5. In the present case, the Petitioner was appointed on 29 March 1996. The ACRs of the Petitioner for the years 2000-1, 2001-2 and 2002-3 consistently ranked him only as an average officer. That is the first aspect of the service record which merits notice. The second aspect of the matter is that the ACRs of the Petitioner contained an adverse expression of doubt on the integrity and impartiality of the Petitioner. To make a distinction between a remark which states that integrity “can be doubted” and a remark which states that “integrity is in doubt” would be to engage in hairsplitting. There is no material difference. As a matter of fact in the present case there were two preliminary inquiries conducted against the Petitioner, the reports of which are available on record. In his report dated 4 October 2004 the District and Sessions Judge, Wardha had reason to doubt the integrity of the Petitioner on the basis of specific circumstances. On 4 March 2005, a warning was administered to the Petitioner that while performing his duties as a judicial officer he should not interfere in the business of the police authorities and that he should be impartial. The second preliminary inquiry was conducted by the Additional District Judge at Wardha and in his report dated 2 May 2006 it was found that the integrity of the Petitioner was doubtful and that there was substance in the allegations against him. Based on this and upon finding the explanation of the Petitioner to be unsatisfactory a recordable warning was issued to the Petitioner by the Disciplinary Authority. The Review Committee has in addition adverted to the noting made by the Guardian Judge in the ACRs for 20078 on the disposal of the Petitioner requiring improvement.
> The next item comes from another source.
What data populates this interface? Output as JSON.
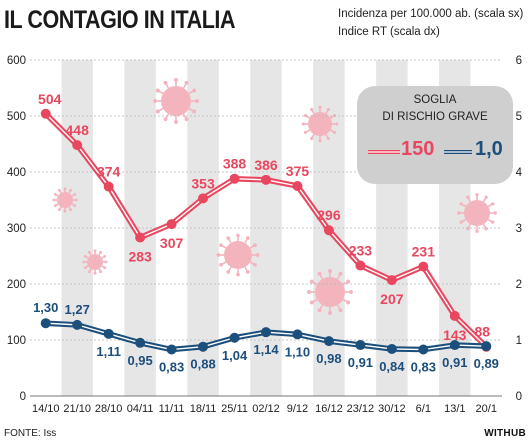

6. The totality of the service record was before the Review Committee. On the basis of the record as it stands, it is impossible to accept the contention that the decision of the Review Committee was vitiated. The service record of the Petitioner does not indicate that the Petitioner is an officer
who befits continuation in the judicial service of the State. We would hasten to add that the evaluation and assessment is that of the Review Committee. This Court under Article 226 only assesses the validity of the decision on the basis of well settled parameters for the exercise of its jurisdiction. Having applied those tests consistent with the law laid down by the Supreme Court, we do not find that the decision suffers from any error.
7. The Petition is accordingly dismissed. There shall be no order as to costs.